Since most of the interaction happened in Russian (and thus, through an interpreter), Rosenthal was clearly unaware of what was going on or what certain expressions and "explanations" provided to him (often translated verbatim) meant in the Russian context. Although he claims to have "finally understood" Russia, its people, and therefore, what needed to be changed in the show, he was clearly oblivious to his unawareness even when making this post-production documentary. He came in with certain stereotypes, walked out with many more (although some of the initial ones appeared to have changed, indeed ), yet he seemed to have failed to recognize that.
What has public diplomacy got to do with it? Quite obviously, everything. Although to me, personally, the American-Russian case makes it all the more amusing, I believe this film could be about any other case of public diplomacy, including the process and the lessons that can (and should) be learned as a result.
And since it was about an American trying to communicate with a foreign public, I'll just stick to the American example. As I might have noted previously on this blog, I am very ambivalent about the universality of certain values and norms that are believed (by the U.S.) to be applicable to all, identically and uniformly, just like Rosenthal's assumptions about family values and issues. As the film demonstrates, however, the issue is not that there are no families elsewhere, or no related problems, but rather that the day-to-day issues, perspectives, and relations are slightly - yet significantly - different from what the Americans expect them to be (naturally, based on their exclusively-American experience).

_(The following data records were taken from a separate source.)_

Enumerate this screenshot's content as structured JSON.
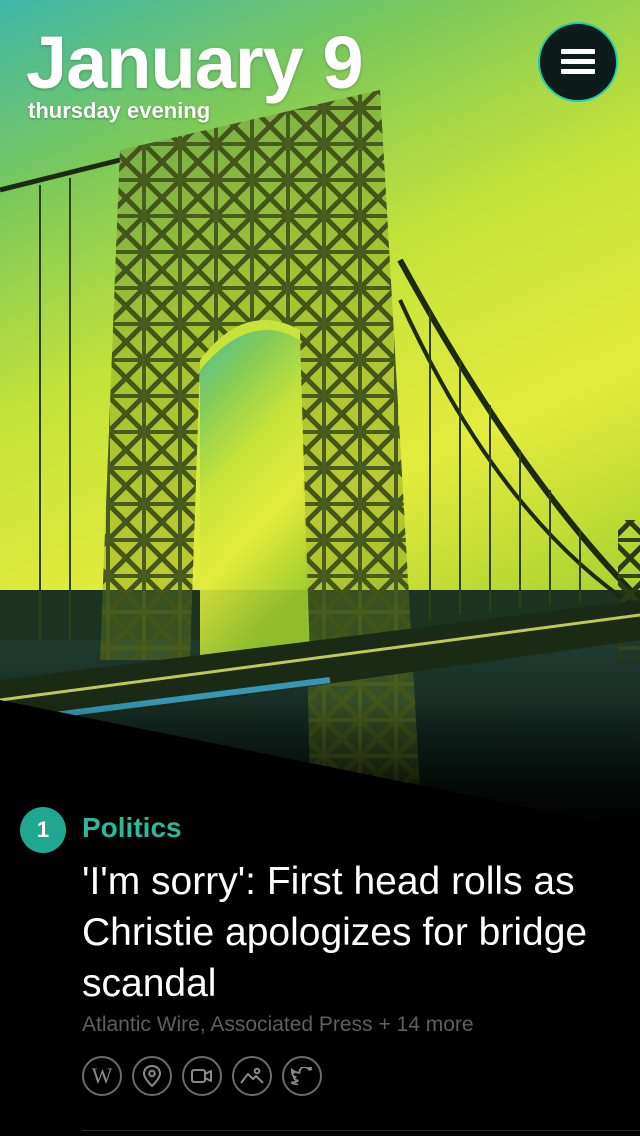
{
  "header": {
    "date": "January 9",
    "period": "thursday evening"
  },
  "menu": {
    "icon": "hamburger-icon"
  },
  "story": {
    "rank": "1",
    "category": "Politics",
    "headline": "'I'm sorry': First head rolls as Christie apologizes for bridge scandal",
    "sources": "Atlantic Wire, Associated Press + 14 more",
    "actions": [
      {
        "icon": "wikipedia-icon"
      },
      {
        "icon": "location-pin-icon"
      },
      {
        "icon": "video-icon"
      },
      {
        "icon": "image-icon"
      },
      {
        "icon": "twitter-icon"
      }
    ]
  },
  "colors": {
    "accent": "#2bb99b",
    "badge": "#1fa88f",
    "background": "#000000"
  }
}
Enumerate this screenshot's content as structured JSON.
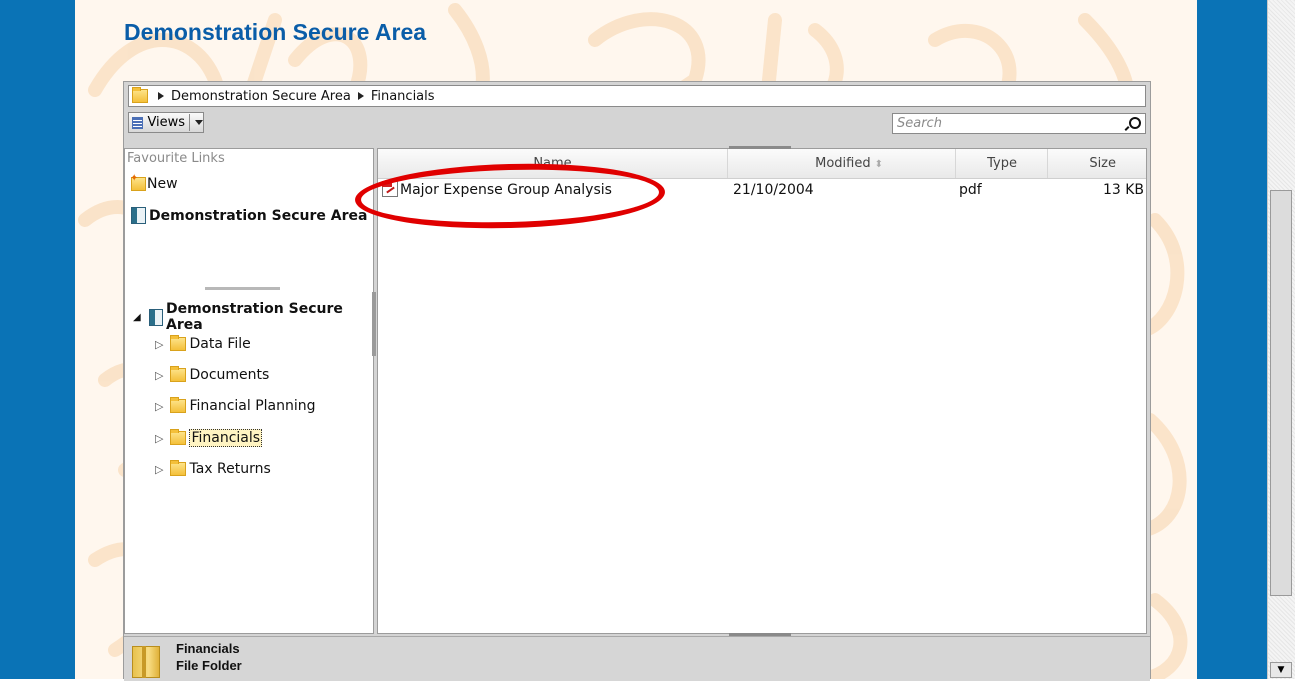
{
  "page": {
    "title": "Demonstration Secure Area"
  },
  "breadcrumb": {
    "items": [
      "Demonstration Secure Area",
      "Financials"
    ]
  },
  "toolbar": {
    "views_label": "Views",
    "search_placeholder": "Search"
  },
  "favourites": {
    "header": "Favourite Links",
    "items": [
      "New",
      "Demonstration Secure Area"
    ]
  },
  "tree": {
    "root": "Demonstration Secure Area",
    "folders": [
      "Data File",
      "Documents",
      "Financial Planning",
      "Financials",
      "Tax Returns"
    ],
    "selected": "Financials"
  },
  "file_list": {
    "columns": [
      "Name",
      "Modified",
      "Type",
      "Size"
    ],
    "rows": [
      {
        "name": "Major Expense Group Analysis",
        "modified": "21/10/2004",
        "type": "pdf",
        "size": "13 KB"
      }
    ]
  },
  "details": {
    "name": "Financials",
    "type": "File Folder"
  },
  "colors": {
    "accent_blue": "#0a73b6",
    "title_blue": "#0a5da8",
    "highlight_red": "#e00000"
  }
}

Three important highlights (even if not new), just from the example above:
1 - Values of liberty and democracy, although espoused and desired by most (if not all) people, cannot be, and consequently should not be expected to be, identical around the world. The specific shades, details, and forms should be highly contextualized (historically, culturally, socially, geographically, etc.) in order to have effective local adaptation.
2 - Effective public diplomacy -- i.e. international, and therefore cross-cultural, communication -- cannot happen unless both sides have sufficient (if not deep) understanding and appreciation of each other. The lack of this understanding, stereotypes, rigidity, and the refusal to accept alternative perspectives/experiences as valid, are the perfect recipe for failure: not only does it hamper the communication process itself, it also curtails the effectiveness of the message by making it inappropriate, unrelatable, and possibly even unacceptable. This can happen to countries, institutions, and organizations, yet individuals seem to be the most vulnerable. Nevertheless, it is the individuals who drive most of the public diplomacy efforts - whether American or not - and therefore, it is all the more important for them to avoid resembling Rosenthal. Please.
3 - This is a perfect case example of American cultural diplomacy. Close to none official involvement, while the private organization/individual are trying to give it their best. However, they never even consider the wider implications of their efforts (even if essentially profit-driven). To them, it's strictly television, and although in many ways Rosenthal was trying "to tell an American story with a Russian accent", his objective was not to bring the two nations together. I guess there are two lessons here: (1) America's cultural diplomats rarely recognize their diplomatic role abroad and, (2) as suggested by the New York Times piece, for such projects to work one either has to stick to the original language (i.e. in this case, just dub the original show in Russian, so as to manage expectations) or learn the local language well (and with it, the culture).
In short: it's a good watch, even for non-PD folks!